Magnesium can inhibit calcium influx into cells and antagonize NMDA receptors, which may determine the duration of acute pain. ⁴ , ⁵ Kroin et al. ¹⁹ reported that intrathecal magnesium enhanced the analgesic effect of opioids for acute pain in rat models.

The results of this meta-analysis did not reveal statistically significant differences between the rates of hypotension, bradycardia, shivering, and postoperative nausea and vomiting between the dexmedetomidine and magnesium groups.

There was a high level of heterogeneity for some outcomes. Therefore, more high-quality RCTs with large sample sizes are needed.

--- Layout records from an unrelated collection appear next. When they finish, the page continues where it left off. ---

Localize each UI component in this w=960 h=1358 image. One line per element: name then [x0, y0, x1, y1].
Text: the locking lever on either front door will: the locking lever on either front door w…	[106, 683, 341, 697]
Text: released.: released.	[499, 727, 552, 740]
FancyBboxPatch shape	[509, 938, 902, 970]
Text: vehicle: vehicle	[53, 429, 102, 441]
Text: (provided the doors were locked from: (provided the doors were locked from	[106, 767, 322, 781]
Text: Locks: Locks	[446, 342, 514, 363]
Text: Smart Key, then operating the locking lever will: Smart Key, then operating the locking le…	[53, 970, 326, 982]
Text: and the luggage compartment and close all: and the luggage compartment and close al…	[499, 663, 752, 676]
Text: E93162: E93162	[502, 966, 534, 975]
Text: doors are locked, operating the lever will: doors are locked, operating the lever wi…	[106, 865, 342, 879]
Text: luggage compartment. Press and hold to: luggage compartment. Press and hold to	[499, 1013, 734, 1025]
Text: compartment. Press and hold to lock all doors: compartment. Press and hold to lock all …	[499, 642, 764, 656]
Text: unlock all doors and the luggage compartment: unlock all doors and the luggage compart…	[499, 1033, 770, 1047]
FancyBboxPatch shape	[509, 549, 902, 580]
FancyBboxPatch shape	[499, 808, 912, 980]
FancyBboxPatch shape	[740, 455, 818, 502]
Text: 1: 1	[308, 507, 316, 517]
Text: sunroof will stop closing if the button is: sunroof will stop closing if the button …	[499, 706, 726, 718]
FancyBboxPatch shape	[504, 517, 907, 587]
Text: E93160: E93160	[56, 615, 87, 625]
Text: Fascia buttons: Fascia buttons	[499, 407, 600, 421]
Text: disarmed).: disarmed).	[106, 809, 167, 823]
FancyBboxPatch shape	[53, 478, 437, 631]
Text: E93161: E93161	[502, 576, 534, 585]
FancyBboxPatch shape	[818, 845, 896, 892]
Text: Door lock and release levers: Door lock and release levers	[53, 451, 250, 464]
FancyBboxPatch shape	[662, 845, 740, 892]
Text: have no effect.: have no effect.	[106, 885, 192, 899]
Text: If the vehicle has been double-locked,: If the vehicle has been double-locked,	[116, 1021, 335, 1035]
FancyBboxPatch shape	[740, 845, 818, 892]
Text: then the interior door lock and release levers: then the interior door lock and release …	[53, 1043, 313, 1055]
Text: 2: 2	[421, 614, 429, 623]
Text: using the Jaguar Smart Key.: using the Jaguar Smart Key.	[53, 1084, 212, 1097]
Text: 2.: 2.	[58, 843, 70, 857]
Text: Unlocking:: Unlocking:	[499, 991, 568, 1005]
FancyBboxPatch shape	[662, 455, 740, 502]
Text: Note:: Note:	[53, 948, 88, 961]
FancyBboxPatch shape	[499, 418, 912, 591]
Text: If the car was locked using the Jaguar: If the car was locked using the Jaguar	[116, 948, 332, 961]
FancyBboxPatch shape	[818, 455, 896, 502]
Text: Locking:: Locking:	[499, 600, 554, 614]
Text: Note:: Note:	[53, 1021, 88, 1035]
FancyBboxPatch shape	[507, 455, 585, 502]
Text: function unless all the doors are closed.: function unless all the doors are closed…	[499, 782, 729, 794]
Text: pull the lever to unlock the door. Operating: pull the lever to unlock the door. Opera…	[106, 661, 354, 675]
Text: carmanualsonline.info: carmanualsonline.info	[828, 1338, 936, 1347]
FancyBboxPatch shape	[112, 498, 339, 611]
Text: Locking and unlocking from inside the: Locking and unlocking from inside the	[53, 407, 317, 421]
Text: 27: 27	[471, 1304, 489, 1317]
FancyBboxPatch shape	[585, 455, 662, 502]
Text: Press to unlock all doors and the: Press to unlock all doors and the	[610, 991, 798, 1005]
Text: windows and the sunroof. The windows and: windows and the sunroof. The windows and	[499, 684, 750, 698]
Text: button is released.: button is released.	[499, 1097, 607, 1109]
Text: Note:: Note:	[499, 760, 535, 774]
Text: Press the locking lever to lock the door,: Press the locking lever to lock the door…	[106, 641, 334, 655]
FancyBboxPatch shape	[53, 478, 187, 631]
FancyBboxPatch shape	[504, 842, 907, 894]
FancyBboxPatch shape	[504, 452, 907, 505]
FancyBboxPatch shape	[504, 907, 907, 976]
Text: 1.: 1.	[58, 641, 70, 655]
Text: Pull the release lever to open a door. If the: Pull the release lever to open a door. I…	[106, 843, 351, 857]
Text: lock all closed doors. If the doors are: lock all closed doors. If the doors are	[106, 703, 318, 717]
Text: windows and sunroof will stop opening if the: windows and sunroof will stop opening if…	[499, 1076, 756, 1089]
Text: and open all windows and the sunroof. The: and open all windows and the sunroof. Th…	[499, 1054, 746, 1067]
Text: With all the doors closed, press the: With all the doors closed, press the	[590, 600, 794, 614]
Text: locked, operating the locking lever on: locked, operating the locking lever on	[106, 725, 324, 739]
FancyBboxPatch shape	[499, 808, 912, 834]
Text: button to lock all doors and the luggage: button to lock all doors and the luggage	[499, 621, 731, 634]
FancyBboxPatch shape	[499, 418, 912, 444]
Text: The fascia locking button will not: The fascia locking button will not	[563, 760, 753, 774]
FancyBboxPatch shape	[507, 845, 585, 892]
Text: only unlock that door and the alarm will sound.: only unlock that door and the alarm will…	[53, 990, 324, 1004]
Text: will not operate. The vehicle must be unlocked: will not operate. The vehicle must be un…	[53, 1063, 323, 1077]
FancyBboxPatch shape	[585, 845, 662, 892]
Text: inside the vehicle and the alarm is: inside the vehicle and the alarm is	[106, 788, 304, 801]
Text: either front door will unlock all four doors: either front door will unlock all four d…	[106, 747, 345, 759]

However, the results of this meta-analysis were not changed in the leave-one-out sensitivity analysis, illustrating that the meta-analysis results were not driven by any single study.

Conclusion

Dexmedetomidine is superior to magnesium sulfate as a local anesthetic adjuvant in spinal anesthesia because of its more rapid onset and longer duration of spinal block without significant adverse effects in patients.